Considering the D-minor key signature has one flat (B flat), the second chord will best be understood as a B-flat chord, not an A-sharp chord. Also, the Roman numerals will be
iv--VI--i; the first chord (G minor) is built on the fourth scale degree, not the third.
As for the C-sharp major chord, although it is outside the key of D minor, there are a few ways of conceptualizing this:
First, C sharp is the leading tone in D minor. Since the leading tone is such a strong impetus within dominant chords, we can view this C-sharp chord as a dominant substitute, thus it's just functioning as a dominant to get you back to tonic.
Secondly, let's think about the pitches involved in the C-sharp and D-minor triads. The first has
C# E# G#, the latter
D F A. You'll note that the
E# of the first chord is the same as the
F in the latter.

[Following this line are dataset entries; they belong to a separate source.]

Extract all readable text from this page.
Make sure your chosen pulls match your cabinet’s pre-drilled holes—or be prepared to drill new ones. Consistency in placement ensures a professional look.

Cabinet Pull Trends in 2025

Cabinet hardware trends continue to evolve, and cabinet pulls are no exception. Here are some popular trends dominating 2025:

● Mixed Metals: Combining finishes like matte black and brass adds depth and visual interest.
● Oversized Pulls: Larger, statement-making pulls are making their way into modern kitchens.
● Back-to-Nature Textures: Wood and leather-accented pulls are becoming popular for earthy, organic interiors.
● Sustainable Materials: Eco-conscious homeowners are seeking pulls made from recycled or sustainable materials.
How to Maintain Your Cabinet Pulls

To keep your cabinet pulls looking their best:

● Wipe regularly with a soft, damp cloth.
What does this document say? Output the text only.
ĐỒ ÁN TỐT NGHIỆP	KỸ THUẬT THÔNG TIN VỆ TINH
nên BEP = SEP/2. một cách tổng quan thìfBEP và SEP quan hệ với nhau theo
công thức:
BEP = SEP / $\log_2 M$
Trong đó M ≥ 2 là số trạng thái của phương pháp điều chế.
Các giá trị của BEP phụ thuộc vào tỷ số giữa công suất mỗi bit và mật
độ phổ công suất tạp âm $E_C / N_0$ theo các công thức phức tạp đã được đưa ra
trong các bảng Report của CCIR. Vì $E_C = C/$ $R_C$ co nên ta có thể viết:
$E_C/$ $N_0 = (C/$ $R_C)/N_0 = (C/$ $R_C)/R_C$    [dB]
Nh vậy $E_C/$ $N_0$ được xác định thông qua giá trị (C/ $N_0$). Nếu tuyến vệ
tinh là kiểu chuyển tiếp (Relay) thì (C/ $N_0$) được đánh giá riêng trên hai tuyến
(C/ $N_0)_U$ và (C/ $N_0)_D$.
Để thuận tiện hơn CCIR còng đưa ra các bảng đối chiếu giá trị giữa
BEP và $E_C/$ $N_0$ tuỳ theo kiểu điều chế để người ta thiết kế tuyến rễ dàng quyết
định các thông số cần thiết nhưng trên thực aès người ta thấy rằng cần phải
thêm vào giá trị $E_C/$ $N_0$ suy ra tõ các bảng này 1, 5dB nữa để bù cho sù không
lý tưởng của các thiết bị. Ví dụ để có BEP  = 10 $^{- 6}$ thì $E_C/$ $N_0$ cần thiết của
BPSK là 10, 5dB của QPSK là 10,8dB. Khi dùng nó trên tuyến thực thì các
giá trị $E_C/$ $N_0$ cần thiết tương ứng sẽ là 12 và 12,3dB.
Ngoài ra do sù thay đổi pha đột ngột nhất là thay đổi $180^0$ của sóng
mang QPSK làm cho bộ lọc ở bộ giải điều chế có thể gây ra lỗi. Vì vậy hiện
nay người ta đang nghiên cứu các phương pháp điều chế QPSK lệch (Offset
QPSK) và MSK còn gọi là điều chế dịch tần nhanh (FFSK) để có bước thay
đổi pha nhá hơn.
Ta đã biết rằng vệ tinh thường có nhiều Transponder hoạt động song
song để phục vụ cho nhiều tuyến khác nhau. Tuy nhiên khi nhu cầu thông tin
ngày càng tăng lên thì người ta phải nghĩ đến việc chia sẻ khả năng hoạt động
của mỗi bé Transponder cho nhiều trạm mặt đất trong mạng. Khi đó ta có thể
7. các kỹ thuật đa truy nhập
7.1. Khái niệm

Some composers use this relationship, where the chordal third stays the same, but the boundary perfect fifth moves by semitone. (Some call this a slide relationship/transformation, because the perfect fifth slides by one semitone.)
One other possibility is that it is a secondary chord that resolves later in the piece. If so, it would want to move to F#; perhaps F# plays a larger role later in the piece?
Finally, let's imagine it was a dominant for F#. If this dominant of F# were to resolve deceptively, it could move to VI of F#, or a D-major triad. Although the triad in your question is D minor, we nevertheless see how a C# triad can easily resolve to a D triad.